Abstract

The aim of this study was to evaluate whether parameters noted on a single, acute computed tomographic (CT) scan, are associated with significant cognitive impairment (SCogI), and can help in the prediction of SCogI 3-6months afterstroke or transient ischemic attack (TIA). Patients with a recent (≤14days) ischemic stroke or TIA, without preexisting dementia, underwent noncontrast CT scan within 24hours of admission. A formal neuropsychologic battery was administered 3-6months from index stroke. SCogI was defined as moderate cognitively impaired, not demented (CIND) (≥3 domains impaired), and dementia diagnosed according to the Diagnostic and Statistical Manual of Mental Disorders, Fourth Edition, criteria. Logistic regression models were used to examine associations between CT parameters and SCogI. Receiver operating characteristic analysis with an area under the curve (AUC) was performed to assess discriminatory ability of radiological parameters for SCogI. In all, 318 patients were included: 250 (78.6 %) with ischemic stroke and 68 (21.4%) with TIA; the mean age was 59.8 (±11.4) years. At 3-6months, 76 (23.9 %) had SCogI (67 CIND moderate and 9 dementia).
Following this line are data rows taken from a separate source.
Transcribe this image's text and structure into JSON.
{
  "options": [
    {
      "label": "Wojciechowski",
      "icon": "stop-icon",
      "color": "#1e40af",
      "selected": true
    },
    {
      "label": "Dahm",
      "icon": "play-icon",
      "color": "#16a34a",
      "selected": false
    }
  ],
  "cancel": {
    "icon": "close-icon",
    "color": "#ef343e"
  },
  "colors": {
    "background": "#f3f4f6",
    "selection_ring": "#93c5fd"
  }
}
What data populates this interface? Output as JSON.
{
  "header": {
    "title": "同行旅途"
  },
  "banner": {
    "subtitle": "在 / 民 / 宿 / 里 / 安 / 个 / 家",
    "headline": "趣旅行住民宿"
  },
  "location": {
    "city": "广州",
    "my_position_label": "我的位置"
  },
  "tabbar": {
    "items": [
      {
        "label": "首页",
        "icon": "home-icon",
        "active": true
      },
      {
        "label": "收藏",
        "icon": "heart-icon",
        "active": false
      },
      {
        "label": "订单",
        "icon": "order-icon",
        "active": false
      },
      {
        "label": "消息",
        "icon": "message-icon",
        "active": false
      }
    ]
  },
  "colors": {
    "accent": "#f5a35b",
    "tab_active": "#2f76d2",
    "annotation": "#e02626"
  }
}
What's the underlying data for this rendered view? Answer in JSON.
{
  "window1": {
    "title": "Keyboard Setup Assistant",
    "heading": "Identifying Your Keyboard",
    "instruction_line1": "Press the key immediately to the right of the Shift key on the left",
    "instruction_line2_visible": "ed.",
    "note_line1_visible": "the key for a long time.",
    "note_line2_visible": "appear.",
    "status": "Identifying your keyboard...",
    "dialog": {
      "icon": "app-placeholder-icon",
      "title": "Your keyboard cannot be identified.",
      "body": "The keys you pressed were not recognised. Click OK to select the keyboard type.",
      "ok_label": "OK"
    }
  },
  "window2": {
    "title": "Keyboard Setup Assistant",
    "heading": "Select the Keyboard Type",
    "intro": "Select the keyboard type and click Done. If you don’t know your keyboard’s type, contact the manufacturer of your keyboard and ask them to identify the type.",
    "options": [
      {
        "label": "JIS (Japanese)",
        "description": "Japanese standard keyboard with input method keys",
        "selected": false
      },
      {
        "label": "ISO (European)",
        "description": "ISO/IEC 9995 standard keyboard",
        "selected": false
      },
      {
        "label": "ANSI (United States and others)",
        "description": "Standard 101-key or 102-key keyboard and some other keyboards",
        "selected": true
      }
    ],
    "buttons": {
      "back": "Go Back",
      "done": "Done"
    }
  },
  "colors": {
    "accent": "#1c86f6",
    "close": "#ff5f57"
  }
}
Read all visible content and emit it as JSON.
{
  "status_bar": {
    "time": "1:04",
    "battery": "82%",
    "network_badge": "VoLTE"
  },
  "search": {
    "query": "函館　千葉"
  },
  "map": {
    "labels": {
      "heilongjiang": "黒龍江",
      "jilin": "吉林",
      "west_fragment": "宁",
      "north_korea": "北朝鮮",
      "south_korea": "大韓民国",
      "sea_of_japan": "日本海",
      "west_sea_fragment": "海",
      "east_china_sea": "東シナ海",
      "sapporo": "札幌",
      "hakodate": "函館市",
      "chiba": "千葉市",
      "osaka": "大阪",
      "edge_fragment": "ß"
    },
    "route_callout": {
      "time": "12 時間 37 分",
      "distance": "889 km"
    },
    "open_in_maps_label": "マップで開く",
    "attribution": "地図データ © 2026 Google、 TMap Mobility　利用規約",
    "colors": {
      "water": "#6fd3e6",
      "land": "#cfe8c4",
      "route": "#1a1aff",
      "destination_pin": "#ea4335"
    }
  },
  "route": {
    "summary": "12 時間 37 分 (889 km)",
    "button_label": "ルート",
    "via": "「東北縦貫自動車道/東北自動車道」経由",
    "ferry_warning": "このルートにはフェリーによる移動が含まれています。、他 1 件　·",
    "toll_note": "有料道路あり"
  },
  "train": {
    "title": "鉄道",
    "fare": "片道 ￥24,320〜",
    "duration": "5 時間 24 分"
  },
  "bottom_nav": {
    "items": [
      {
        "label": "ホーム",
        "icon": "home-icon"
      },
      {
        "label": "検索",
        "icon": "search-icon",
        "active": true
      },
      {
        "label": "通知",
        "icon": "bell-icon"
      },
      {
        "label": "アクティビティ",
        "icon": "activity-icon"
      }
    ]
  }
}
The presence of significant atrophy (P=.02) and chronic infarcts (P=.03) were associated with SCogI at 3-6months. A significant increase in AUC was noted after addition of summarized CT results to a clinical score derived from age and baseline Montreal Cognitive Assessment (cutoff 21 of 22) for detection of SCogI: .83 (.78-.89) to .86 (.82-.91); P=.03. CT parameters are independently associated with SCogI at 3-6months after an ischemic cerebrovascular event and may be a clinically useful component in predicting for SCogI after stroke.